Measure & audit

How to measure AI brand mentions

A practical method for counting how often, where and how favourably AI engines mention your brand — and how to avoid the detection errors that quietly distort the numbers.

How do you measure brand mentions in AI answers?

Sample AI engines with a fixed query panel, detect your brand and its aliases and products in each answer with word-boundary matching, then count mentions, citations and sentiment, aggregating across multiple runs for a stable rate.

Foundations

What counts as a mention

Measuring mentions starts with a clear definition of what you are counting.

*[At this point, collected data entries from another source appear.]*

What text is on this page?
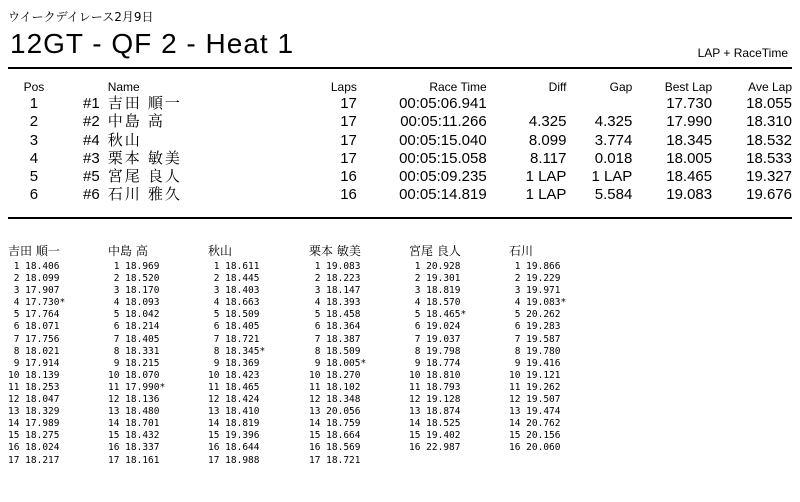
ウイークデイレース2月9日
12GT - QF 2 - Heat 1	LAP + RaceTime
Pos		Name	Laps	Race Time	Diff	Gap	Best Lap	Ave Lap
1	#1	吉田 順一	17	00:05:06.941			17.730	18.055
2	#2	中島 高	17	00:05:11.266	4.325	4.325	17.990	18.310
3	#4	秋山	17	00:05:15.040	8.099	3.774	18.345	18.532
4	#3	栗本 敏美	17	00:05:15.058	8.117	0.018	18.005	18.533
5	#5	宮尾 良人	16	00:05:09.235	1 LAP	1 LAP	18.465	19.327
6	#6	石川 雅久	16	00:05:14.819	1 LAP	5.584	19.083	19.676
吉田 順一
1 18.406
2 18.099
3 17.907
4 17.730*
5 17.764
6 18.071
7 17.756
8 18.021
9 17.914
10 18.139
11 18.253
12 18.047
13 18.329
14 17.989
15 18.275
16 18.024
17 18.217
中島 高
1 18.969
2 18.520
3 18.170
4 18.093
5 18.042
6 18.214
7 18.405
8 18.331
9 18.215
10 18.070
11 17.990*
12 18.136
13 18.480
14 18.701
15 18.432
16 18.337
17 18.161
秋山
1 18.611
2 18.445
3 18.403
4 18.663
5 18.509
6 18.405
7 18.721
8 18.345*
9 18.369
10 18.423
11 18.465
12 18.424
13 18.410
14 18.819
15 19.396
16 18.644
17 18.988
栗本 敏美
1 19.083
2 18.223
3 18.147
4 18.393
5 18.458
6 18.364
7 18.387
8 18.509
9 18.005*
10 18.270
11 18.102
12 18.348
13 20.056
14 18.759
15 18.664
16 18.569
17 18.721
宮尾 良人
1 20.928
2 19.301
3 18.819
4 18.570
5 18.465*
6 19.024
7 19.037
8 19.798
9 18.774
10 18.810
11 18.793
12 19.128
13 18.874
14 18.525
15 19.402
16 22.987
石川
1 19.866
2 19.229
3 19.971
4 19.083*
5 20.262
6 19.283
7 19.587
8 19.780
9 19.416
10 19.121
11 19.262
12 19.507
13 19.474
14 20.762
15 20.156
16 20.060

A mention is any appearance of your brand in an answer’s text. That includes the exact name, common short forms, product names and acquired-brand names — anything a model might use to refer to you. Defining this set is the first design decision.

A mention is distinct from a citation. A citation is when your domain is listed as a source the engine relied on; a mention can occur with no link at all. Tracking both separately prevents conflating "talked about" with "used as a source".

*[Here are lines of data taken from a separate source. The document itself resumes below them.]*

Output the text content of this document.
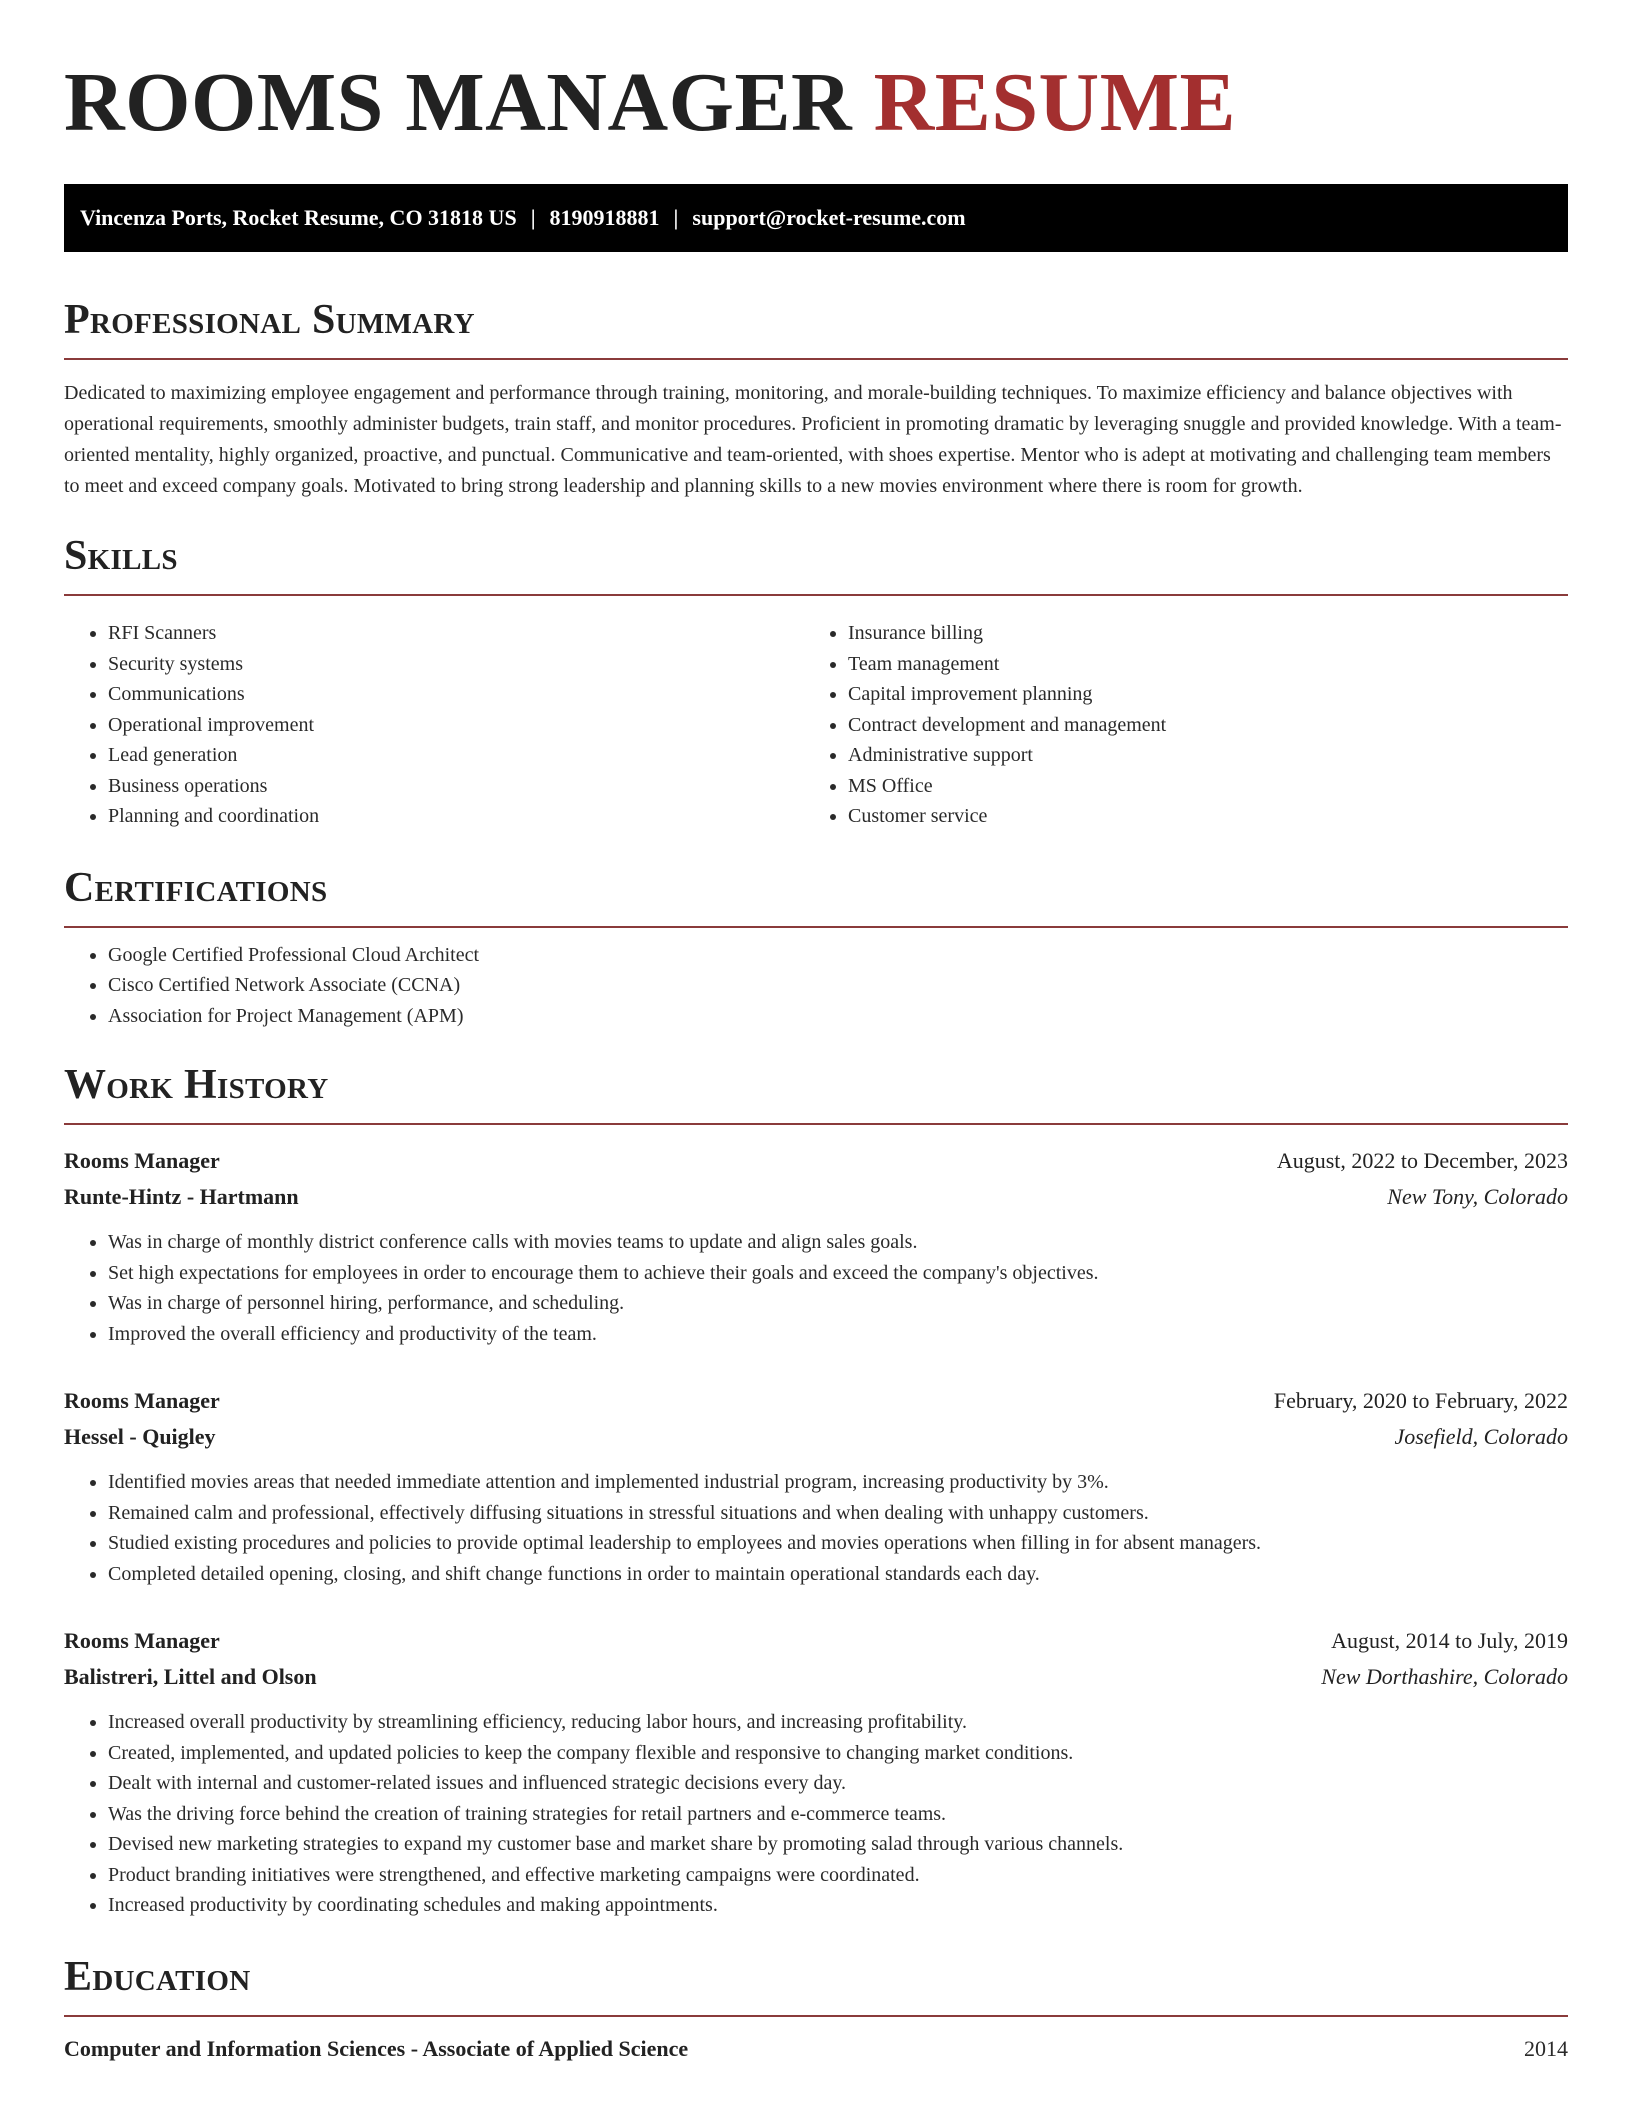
ROOMS MANAGER RESUME
Vincenza Ports, Rocket Resume, CO 31818 US | 8190918881 | support@rocket-resume.com
Professional Summary

Dedicated to maximizing employee engagement and performance through training, monitoring, and morale-building techniques. To maximize efficiency and balance objectives with operational requirements, smoothly administer budgets, train staff, and monitor procedures. Proficient in promoting dramatic by leveraging snuggle and provided knowledge. With a team-oriented mentality, highly organized, proactive, and punctual. Communicative and team-oriented, with shoes expertise. Mentor who is adept at motivating and challenging team members to meet and exceed company goals. Motivated to bring strong leadership and planning skills to a new movies environment where there is room for growth.

Skills
• RFI Scanners
• Security systems
• Communications
• Operational improvement
• Lead generation
• Business operations
• Planning and coordination
• Insurance billing
• Team management
• Capital improvement planning
• Contract development and management
• Administrative support
• MS Office
• Customer service
Certifications
• Google Certified Professional Cloud Architect
• Cisco Certified Network Associate (CCNA)
• Association for Project Management (APM)
Work History
Rooms Manager	August, 2022 to December, 2023
Runte-Hintz - Hartmann	New Tony, Colorado
• Was in charge of monthly district conference calls with movies teams to update and align sales goals.
• Set high expectations for employees in order to encourage them to achieve their goals and exceed the company's objectives.
• Was in charge of personnel hiring, performance, and scheduling.
• Improved the overall efficiency and productivity of the team.
Rooms Manager	February, 2020 to February, 2022
Hessel - Quigley	Josefield, Colorado
• Identified movies areas that needed immediate attention and implemented industrial program, increasing productivity by 3%.
• Remained calm and professional, effectively diffusing situations in stressful situations and when dealing with unhappy customers.
• Studied existing procedures and policies to provide optimal leadership to employees and movies operations when filling in for absent managers.
• Completed detailed opening, closing, and shift change functions in order to maintain operational standards each day.
Rooms Manager	August, 2014 to July, 2019
Balistreri, Littel and Olson	New Dorthashire, Colorado
• Increased overall productivity by streamlining efficiency, reducing labor hours, and increasing profitability.
• Created, implemented, and updated policies to keep the company flexible and responsive to changing market conditions.
• Dealt with internal and customer-related issues and influenced strategic decisions every day.
• Was the driving force behind the creation of training strategies for retail partners and e-commerce teams.
• Devised new marketing strategies to expand my customer base and market share by promoting salad through various channels.
• Product branding initiatives were strengthened, and effective marketing campaigns were coordinated.
• Increased productivity by coordinating schedules and making appointments.
Education
Computer and Information Sciences - Associate of Applied Science	2014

Position and sentiment add nuance. Being named first and positively in an answer is worth more than a neutral aside near the end, so a complete measurement records where and how you appear, not just whether you do.

Detection

Detecting mentions accurately

Most measurement error lives in detection. Two opposite mistakes distort counts.

Under-counting comes from matching only the exact legal name. Engines use short names and product names, so a narrow matcher misses real mentions and makes you look more invisible than you are. Maintain an alias and product list.

Over-counting comes from naive substring matching that flags coincidental text, or from counting the same answer many times. Word-boundary matching and de-duplication keep the count honest.

Sentiment and context need care too. Automated sentiment should be sanity-checked, because a brand can be mentioned as a cautionary example, which is presence but not endorsement.

Sampling

Sampling and aggregation

Because AI answers vary, a single response is not a measurement.

Run each query several times per engine and compute a mention rate — the share of runs in which you appear — rather than a yes or no from one answer. Retain the variance so you know how stable the rate is.

Aggregate across the query panel and across engines deliberately, keeping per-engine and per-query views. A blended number hides the fact that you may be strong on one engine and absent on another.

Hold the panel and method constant over time. Comparable readings turn raw counts into a trend you can act on and report with confidence.

One option

How SkuLift measures mentions

SkuLift implements this method as one option.

It samples each query multiple times per engine, detects mentions and citations with configurable aliases and products and word-boundary matching, estimates sentiment, and links every count back to the raw answer so you can verify it.

The mentions roll up into share-of-voice and a visibility pyramid, and re-measurement after you change content shows whether your mention rate actually moved — closing the loop from counting to improving.

FAQ

Frequently asked questions

What is the difference between a mention and a citation?

A mention is your brand appearing anywhere in an answer’s text, with or without a link. A citation is your domain being listed as a source the engine used. You can be mentioned without being cited and, less often, cited without a prominent mention. Track both separately.

Why do I need to count multiple runs of the same query?

Because generative answers vary between runs. One response can include you and the next can omit you. Sampling each query several times and computing a mention rate gives a stable measure with a sense of variance, whereas a single answer is anecdote, not data.

How do aliases affect mention counts?

Heavily. Engines refer to brands by short names, product names and former names. If your matcher only looks for the exact legal name, it under-counts real mentions and understates your visibility. Maintaining an accurate alias and product list is essential to honest measurement.

Can I trust automated sentiment on mentions?

Use it as a guide, not gospel. Automated sentiment is helpful at scale but can misread context — for instance a brand named as a cautionary example reads as presence, not endorsement. Spot-check sentiment against the raw answers, especially on important queries.